L A prévalence de l'allergie à la cacahuète augmente depuis les années quatre-vingt-dix, elle atteindrait 1,9 % des enfants et 0,5 % des adultes. La prévention de cette allergie soulève plusieurs problèmes. Celui des conseils à donner aux patients pour éviter l'allergène, qui ne sont pas partagés par tous les allergologues : de l'éviction totale des fruits à écales (noix, noisettes...) à la liberté alimentaire complète, à l'exception des cacahuètes. En matière d'autotraitement, on constate les mêmes disparités : certaines personnes sont dotées d'un stylo pour injection d'adrénaline intramusculaire après une réaction cutanée mineure, alors que d'autres, avec un antécédent de manifestation systémique, n'ont pas de seringue d'adrénaline.
Pour tester la pertinence d'un programme d'éducation et de prise en charge adaptée, une cohorte anglaise a suivi 567 personnes identifiées comme allergiques à la cacahuète, à la suite d'une réaction (quelle que soit sa gravité) et de tests cutanés positifs. Des conseils alimentaires pour éviter tout ce qui peut contenir des produits dérivés de la cacahuète leur ont été donnés soit directement, soit par l'intermédiaire des parents ou des instituteurs (savoir lire et comprendre les étiquettes...). En parallèle, les patients ont appris à classer leur réaction allergique en trois catégories en fonction des symptômes (légère, modérée, sévère) et à leur faire correspondre un protocole thérapeutique, selon la gravité : antihistaminique (anti-H2) oral, anti-H2 + adrénaline inhalée, anti-H2 + adrénaline inhalée + injection d'adrénaline intramusculaire.
Manifestations allergiques mineures
Avec un suivi de deux ans, 15 % (n = 88) des personnes ont récidivé, la majorité (85 %) sous la forme de manifestations allergiques mineures. Trois (0,5 %) ont fait une crise sévère ayant nécessité de l'adrénaline intramusculaire (deux d'emblée et un après échec du protocole antérieur).
« Ces résultats sont très bas comparativement à la fréquence habituelle des récidives, fait remarquer dans un éditorial le Dr David Hill, de Victoria (Australie). Des études ont décrit un taux de réapparition des réactions allergiques aux fruits à écales de 50 % à un an.» Pour ce spécialiste, plusieurs facteurs peuvent avoir minimisé le nombre de récidives allergiques : l'absence de critères d'inclusion stricts (pas de seuil de positivité requis pour les prick tests), la possibilité de rémission spontanée qui peut atteindre 20 % chez l'enfant et le nombre important de perdus de vue (n = 154) qui a minimisé la puissance de l'étude.

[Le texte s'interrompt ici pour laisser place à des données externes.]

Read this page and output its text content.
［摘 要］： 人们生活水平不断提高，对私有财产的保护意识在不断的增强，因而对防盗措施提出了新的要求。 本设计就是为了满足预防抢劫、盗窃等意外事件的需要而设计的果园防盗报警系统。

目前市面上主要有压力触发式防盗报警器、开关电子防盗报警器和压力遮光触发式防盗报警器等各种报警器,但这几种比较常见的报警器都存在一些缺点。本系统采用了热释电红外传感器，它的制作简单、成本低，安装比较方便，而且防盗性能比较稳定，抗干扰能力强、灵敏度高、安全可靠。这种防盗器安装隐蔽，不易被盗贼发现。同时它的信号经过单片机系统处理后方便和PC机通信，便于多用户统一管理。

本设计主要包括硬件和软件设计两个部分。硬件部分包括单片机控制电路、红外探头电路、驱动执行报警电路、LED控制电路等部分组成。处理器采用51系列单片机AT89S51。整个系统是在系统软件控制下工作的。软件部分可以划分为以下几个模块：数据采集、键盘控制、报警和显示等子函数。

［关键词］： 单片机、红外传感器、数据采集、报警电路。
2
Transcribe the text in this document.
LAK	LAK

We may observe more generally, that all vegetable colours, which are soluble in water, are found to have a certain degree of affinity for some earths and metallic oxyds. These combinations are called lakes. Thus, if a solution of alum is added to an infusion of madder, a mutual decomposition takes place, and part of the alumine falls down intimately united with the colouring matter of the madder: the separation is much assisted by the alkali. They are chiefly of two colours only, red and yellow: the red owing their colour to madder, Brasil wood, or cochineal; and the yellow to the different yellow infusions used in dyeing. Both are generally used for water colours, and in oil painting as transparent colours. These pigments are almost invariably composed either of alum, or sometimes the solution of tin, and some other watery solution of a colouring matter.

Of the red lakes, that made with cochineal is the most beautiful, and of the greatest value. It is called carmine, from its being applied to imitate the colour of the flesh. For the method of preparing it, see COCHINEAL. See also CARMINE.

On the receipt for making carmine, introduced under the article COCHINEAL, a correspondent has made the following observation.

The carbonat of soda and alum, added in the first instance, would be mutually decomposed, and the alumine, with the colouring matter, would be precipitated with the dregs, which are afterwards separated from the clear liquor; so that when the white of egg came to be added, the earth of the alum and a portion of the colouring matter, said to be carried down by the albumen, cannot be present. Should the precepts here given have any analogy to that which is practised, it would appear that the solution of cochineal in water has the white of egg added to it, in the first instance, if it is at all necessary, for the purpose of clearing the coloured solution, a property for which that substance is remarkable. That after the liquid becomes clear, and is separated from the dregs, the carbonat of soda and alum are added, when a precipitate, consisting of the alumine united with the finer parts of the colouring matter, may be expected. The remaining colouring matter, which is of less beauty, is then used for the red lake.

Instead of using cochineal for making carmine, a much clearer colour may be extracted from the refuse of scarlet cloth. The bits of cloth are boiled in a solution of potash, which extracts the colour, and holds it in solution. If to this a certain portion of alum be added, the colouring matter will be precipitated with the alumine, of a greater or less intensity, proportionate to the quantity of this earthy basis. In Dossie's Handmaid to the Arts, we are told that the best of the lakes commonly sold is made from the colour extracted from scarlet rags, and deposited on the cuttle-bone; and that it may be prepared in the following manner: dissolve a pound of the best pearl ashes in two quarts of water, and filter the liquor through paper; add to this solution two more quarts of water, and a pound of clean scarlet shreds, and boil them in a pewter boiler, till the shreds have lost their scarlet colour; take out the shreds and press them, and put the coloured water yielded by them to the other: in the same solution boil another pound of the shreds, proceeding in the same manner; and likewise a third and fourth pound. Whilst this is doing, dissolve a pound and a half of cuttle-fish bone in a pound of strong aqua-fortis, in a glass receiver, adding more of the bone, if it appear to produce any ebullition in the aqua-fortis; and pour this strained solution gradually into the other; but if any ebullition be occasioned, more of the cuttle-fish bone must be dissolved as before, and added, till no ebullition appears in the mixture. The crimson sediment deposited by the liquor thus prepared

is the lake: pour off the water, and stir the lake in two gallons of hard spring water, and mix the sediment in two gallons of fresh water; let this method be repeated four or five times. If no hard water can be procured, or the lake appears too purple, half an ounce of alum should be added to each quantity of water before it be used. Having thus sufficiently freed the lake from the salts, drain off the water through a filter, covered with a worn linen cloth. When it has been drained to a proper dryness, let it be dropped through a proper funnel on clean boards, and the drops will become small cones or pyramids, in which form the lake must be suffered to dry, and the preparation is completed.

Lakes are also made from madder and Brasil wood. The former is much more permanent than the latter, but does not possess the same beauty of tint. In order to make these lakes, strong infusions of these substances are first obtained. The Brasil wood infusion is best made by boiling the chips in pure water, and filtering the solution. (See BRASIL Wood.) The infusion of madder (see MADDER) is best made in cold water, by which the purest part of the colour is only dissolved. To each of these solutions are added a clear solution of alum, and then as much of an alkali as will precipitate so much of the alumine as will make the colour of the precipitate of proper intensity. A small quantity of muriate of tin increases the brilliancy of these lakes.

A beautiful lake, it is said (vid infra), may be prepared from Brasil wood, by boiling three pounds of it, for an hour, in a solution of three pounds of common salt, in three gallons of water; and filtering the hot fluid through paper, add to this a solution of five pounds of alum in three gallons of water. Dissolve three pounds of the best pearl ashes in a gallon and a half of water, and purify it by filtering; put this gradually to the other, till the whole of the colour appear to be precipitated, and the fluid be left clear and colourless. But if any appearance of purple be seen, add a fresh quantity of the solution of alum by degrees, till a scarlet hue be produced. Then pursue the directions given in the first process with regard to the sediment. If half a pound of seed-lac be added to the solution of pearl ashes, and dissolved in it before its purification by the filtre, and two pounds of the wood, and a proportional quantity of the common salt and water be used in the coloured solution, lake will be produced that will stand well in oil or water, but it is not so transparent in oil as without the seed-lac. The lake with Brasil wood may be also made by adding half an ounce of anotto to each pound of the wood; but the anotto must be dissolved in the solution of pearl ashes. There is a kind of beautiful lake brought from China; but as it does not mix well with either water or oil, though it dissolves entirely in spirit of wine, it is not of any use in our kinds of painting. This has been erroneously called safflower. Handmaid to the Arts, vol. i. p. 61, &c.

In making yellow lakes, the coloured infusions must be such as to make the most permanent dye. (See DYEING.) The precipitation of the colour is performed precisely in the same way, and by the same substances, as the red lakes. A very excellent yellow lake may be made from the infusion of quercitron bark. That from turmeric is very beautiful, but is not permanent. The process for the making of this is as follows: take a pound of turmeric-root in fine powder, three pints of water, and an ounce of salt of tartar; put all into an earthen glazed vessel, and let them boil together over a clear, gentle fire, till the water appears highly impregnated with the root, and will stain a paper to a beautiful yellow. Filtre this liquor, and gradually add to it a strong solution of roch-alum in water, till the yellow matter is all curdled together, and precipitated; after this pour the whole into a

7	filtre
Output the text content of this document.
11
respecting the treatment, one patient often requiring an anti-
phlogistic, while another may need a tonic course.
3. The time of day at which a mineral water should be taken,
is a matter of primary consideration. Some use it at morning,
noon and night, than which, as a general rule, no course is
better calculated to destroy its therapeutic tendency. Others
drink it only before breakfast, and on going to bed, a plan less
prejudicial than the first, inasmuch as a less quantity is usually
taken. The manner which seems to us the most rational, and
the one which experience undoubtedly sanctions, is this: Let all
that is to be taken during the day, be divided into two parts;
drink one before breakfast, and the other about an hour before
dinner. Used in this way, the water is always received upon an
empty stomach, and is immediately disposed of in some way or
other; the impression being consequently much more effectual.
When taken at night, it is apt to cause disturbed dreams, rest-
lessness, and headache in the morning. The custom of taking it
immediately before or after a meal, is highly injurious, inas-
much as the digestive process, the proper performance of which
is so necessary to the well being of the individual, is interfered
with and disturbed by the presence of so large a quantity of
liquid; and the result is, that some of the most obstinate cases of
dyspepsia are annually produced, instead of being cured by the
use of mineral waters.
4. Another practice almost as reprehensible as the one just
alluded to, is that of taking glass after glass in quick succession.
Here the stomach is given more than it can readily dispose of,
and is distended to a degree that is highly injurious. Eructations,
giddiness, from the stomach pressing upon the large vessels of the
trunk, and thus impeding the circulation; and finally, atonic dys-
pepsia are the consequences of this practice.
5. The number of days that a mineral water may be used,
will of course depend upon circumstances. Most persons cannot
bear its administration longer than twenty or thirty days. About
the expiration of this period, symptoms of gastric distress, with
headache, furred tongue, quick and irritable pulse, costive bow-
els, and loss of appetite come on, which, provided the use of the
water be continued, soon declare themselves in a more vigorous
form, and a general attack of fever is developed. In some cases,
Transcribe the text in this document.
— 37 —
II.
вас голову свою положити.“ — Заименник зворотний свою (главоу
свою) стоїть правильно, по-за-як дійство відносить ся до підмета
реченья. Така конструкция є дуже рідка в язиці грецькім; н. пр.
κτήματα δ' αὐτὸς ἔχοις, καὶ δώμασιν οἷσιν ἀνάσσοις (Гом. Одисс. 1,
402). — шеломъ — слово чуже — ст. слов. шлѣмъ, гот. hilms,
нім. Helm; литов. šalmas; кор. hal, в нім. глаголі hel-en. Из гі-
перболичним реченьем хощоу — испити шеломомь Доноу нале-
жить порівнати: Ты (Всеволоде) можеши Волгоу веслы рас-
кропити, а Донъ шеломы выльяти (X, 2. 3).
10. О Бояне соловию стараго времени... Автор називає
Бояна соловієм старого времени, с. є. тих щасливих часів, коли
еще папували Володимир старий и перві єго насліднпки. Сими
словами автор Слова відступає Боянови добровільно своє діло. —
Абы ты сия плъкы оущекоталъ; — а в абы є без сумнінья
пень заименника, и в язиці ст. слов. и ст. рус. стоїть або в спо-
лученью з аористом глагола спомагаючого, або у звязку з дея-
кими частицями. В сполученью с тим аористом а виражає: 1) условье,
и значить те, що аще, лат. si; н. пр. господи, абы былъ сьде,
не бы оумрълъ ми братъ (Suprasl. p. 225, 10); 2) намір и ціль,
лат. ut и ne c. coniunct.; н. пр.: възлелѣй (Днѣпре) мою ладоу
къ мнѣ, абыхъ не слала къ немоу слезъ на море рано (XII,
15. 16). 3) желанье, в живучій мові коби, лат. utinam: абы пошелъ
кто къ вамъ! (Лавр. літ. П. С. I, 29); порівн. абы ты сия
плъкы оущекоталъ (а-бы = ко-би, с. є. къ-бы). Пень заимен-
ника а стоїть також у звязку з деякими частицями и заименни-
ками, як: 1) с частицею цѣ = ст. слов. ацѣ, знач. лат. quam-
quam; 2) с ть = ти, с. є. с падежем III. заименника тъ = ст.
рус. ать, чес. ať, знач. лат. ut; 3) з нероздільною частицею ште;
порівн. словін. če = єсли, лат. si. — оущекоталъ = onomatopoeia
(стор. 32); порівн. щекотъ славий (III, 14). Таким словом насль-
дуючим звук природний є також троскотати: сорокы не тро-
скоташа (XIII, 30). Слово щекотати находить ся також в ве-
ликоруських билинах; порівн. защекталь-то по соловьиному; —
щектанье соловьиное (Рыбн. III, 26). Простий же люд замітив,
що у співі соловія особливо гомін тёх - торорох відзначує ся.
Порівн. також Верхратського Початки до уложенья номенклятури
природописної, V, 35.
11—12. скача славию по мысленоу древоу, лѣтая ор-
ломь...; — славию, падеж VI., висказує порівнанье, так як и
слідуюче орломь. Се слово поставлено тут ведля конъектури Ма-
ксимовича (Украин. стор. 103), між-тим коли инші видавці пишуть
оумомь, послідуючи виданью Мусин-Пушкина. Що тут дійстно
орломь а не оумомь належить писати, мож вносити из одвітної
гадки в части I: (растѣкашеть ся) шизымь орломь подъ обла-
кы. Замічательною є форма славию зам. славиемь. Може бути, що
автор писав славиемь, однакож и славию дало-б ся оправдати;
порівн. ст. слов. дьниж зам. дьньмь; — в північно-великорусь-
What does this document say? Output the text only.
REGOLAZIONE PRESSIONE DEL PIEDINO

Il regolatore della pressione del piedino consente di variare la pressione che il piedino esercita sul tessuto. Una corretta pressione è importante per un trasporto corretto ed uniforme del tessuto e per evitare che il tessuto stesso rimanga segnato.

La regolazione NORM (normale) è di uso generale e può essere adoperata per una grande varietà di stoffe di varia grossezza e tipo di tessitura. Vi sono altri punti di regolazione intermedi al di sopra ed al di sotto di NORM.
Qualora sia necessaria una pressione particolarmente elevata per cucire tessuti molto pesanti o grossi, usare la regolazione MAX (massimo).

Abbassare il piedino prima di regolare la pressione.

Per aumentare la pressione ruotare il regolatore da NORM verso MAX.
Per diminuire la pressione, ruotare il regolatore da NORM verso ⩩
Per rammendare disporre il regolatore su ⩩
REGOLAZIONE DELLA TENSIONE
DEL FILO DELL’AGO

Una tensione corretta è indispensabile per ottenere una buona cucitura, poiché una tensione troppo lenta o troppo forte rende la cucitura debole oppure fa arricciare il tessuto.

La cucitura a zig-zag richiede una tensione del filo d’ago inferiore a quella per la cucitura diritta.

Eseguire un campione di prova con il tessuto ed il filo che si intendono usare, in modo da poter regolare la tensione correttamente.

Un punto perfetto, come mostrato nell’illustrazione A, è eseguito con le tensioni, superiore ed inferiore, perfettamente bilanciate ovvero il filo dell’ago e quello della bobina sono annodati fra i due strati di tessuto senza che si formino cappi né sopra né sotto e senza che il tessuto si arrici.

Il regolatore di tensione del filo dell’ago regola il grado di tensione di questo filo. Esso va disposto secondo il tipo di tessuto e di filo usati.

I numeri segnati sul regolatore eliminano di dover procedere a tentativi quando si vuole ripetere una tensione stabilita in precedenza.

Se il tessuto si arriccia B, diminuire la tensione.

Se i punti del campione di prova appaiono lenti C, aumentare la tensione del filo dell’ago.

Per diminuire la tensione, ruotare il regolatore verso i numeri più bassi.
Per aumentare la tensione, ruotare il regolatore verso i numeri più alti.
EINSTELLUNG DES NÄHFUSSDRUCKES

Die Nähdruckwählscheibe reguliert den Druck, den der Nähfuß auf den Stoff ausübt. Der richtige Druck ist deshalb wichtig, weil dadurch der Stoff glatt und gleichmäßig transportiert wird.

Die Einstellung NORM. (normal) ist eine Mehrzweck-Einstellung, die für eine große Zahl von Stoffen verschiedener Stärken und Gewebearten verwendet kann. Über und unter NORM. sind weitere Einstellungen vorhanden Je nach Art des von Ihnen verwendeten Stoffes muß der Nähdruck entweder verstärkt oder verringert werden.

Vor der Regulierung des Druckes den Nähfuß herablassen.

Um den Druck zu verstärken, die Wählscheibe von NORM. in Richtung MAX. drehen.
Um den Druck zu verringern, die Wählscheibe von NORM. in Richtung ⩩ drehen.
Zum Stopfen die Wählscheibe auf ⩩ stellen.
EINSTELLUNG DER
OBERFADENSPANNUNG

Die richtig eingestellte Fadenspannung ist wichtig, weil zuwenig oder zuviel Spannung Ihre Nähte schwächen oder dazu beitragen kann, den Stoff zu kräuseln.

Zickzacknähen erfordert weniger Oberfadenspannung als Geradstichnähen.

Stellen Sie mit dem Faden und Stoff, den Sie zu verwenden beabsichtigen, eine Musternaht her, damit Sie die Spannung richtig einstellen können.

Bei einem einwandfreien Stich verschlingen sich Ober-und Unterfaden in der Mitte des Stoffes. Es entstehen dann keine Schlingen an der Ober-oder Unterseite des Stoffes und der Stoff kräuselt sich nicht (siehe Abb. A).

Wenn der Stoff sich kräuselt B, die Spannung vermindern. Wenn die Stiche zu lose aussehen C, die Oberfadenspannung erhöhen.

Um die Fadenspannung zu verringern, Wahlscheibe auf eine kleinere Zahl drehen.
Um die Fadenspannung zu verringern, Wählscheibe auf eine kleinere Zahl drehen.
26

Une autre remarque de l'éditorialiste australien concerne les protocoles thérapeutiques conseillés aux patients. « Sachant que de 38 % à 44 % des allergies modérées vont donner ultérieurement des réactions anaphylactiques sévères, potentiellement mortelles, il n'est pas licite de se passer de l'adrénaline intramusculaire car c'est un traitement fiable et rapide. Il est par ailleurs difficile de faire accepter des inhalations répétées d'adrénaline chez l'enfant, pourtant indispensables pour obtenir des concentrations plasmatiques d'adrénaline suffisantes.» Pour le Dr Hill, l'adoption de ce type de protocole thérapeutique est prématuré. L'éducation de l'allergique en matière de produit contenant l'allergène, (principalement la protéine Ara h 1) est bien sûr à encourager. « Mais l'utilisation croissante des arachides et produits dérivés (huiles...) dans les restaurants et dans l'alimentation industrielle rend la tâche difficile. La cacahuète devient un produit "contaminant" dans des aliments qui ne sont pas censés en contenir. Seul le test de déclenchement oral de l'allergie est un moyen d'identification stable. La taille de la réponse aux tests cutanés et le dosage des IgE spécifiques ne permet pas de prédire la gravité de la réaction ultérieure », a rajouté le Dr Hill.
P. Ewan et A. Clark, « The Lancet », vol. 357,13 janvier 2001, pp. 111-115 et D. Hill, p. 88.